Страница 22 из 87
А что до приговора Периандра, когда до его вынесения дошел черед, то он прозвучал почти как шутка, — хотя несколько человек, помимо самого владыки, нашли в нем вкус. Оба войска собрались на поле, точно стайки нашаливших школьников перед учителем, готовые выслушивать его правый суд. Между нами и афинянами был поставлен маленький и довольно безвкусный шатер, из которого он произнес запутаннейшую и наидлиннейшую речь с не относящимся к делу вступлением и множеством помпезностей — неудивительно, ведь решение, которое он вынесет, придется признать обеим сторонам. Закончив толочь воду в ступе, Периандр со свитой благоразумно удалились, оставив нас прорабатывать детали.
Ни одна из сторон не осталась полностью удовлетворенной, хотя трудно заподозрить самого Периандра в предвзятости суждения. Согласно его приговору, афинянам придется построить дорогостоящий аванпост, который, в условиях раздробленности их государства, вряд ли даст им особые преимущества. Мы же, со своей стороны, должны будем устроить здесь постоянный гарнизон, чтобы иметь уверенность в том, что афиняне не вылезут за свою новую пограничную черту. Ну а в самом большом выигрыше оказался конечно же сам Периандр: он заключил ряд выгодных торговых договоров, оставив двух беспокойных соперников наблюдать друг за другом, вместо того чтобы состязаться с ним за рынки в Ионии. Да, быть посредником в спорах, без сомнения, прибыльное дело.

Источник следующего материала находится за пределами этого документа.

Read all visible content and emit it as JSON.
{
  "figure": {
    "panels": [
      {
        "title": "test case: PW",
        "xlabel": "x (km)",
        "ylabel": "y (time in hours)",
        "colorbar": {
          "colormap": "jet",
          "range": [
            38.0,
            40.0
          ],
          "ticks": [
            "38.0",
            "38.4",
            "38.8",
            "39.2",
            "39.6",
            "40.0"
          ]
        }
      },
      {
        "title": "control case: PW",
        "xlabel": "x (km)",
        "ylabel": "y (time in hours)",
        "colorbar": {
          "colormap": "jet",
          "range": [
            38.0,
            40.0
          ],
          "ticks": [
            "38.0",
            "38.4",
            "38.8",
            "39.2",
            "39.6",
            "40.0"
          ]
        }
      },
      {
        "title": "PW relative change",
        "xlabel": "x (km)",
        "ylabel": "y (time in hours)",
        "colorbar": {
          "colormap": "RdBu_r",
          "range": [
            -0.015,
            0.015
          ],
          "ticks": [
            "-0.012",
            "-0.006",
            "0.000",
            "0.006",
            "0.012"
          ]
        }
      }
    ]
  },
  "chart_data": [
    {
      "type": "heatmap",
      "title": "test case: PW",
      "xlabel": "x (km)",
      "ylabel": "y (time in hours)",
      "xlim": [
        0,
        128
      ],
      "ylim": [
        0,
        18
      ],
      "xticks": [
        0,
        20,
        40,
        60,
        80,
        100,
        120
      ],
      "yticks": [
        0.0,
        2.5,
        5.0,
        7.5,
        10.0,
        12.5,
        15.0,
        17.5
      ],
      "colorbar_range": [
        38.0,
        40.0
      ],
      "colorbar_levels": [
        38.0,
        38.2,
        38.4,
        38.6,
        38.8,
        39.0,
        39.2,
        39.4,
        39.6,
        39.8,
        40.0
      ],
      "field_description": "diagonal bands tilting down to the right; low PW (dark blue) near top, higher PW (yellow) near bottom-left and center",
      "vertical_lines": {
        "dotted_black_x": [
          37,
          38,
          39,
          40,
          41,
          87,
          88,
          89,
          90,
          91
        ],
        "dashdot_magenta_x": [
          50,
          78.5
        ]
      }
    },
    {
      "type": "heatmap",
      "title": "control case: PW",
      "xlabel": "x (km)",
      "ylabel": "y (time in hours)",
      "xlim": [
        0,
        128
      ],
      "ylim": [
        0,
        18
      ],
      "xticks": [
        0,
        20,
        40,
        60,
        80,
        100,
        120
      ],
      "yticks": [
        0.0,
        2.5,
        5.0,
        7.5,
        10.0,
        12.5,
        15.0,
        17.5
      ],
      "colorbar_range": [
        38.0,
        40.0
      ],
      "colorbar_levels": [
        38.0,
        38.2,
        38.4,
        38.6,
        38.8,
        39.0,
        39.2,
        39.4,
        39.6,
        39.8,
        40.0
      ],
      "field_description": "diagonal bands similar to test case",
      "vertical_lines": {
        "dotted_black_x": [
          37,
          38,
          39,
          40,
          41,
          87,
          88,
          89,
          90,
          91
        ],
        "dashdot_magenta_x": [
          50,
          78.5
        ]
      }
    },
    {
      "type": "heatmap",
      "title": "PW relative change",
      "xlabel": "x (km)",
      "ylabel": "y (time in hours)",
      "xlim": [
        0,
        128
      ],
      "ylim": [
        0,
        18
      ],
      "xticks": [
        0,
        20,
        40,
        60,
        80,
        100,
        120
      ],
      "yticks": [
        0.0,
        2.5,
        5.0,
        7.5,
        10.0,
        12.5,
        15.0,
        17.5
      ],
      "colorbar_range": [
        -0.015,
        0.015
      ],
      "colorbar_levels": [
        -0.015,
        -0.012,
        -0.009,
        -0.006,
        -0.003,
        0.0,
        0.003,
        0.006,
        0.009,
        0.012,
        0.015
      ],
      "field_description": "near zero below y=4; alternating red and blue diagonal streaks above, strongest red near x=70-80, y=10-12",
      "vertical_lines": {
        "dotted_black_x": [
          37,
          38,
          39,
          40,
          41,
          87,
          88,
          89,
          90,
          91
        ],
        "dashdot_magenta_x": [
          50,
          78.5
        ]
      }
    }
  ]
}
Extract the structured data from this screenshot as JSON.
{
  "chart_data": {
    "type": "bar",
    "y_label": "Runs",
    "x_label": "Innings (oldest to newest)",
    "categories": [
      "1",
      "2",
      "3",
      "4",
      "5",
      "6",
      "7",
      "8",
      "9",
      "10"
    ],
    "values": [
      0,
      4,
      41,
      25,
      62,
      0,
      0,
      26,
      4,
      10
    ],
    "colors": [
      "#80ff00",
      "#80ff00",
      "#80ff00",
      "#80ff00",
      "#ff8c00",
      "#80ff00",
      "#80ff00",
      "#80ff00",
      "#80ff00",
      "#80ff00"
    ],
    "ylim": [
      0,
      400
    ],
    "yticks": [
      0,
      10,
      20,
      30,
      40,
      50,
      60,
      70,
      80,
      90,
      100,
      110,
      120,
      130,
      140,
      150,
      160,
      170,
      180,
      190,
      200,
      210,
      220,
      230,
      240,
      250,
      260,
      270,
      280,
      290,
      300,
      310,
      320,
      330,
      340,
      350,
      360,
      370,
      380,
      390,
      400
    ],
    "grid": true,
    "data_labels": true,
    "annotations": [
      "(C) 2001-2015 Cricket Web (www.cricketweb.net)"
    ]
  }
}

Думаю, как-нибудь займусь этим сам. Хирот.
В конце была нацарапана характерная приписка:
«Это письмо — последнее в череде. Надеюсь, все остальные не показались тебе такими уж скучными и непонятными. Знаю, у двенадцатилетней девочки есть более важные предметы для раздумья. Что ж, если хочешь, относись к моим письмам как к урокам. В конце концов, все уроки скучны, и даже Хирону приходится иногда скучать. Но помни, милая, в жизни столько вещей, которые Гомер (по разным соображениям) почитал достойными пренебрежения; чем скорее ты это поймешь, — как я полагаю, это отнюдь не то, что ты хочешь в этот час, — тем счастливее ты в конце концов станешь. Некоторые люди шагают по жизни, не замечая ее вообще — хотя и это, вообще-то говоря, не самый лучший рецепт для счастья. Но, как бы там ни было, мне нравилось писать тебе. Как хорошо, когда у тебя есть адресат, который, по крайней мере, тебя всегда правильно поймет».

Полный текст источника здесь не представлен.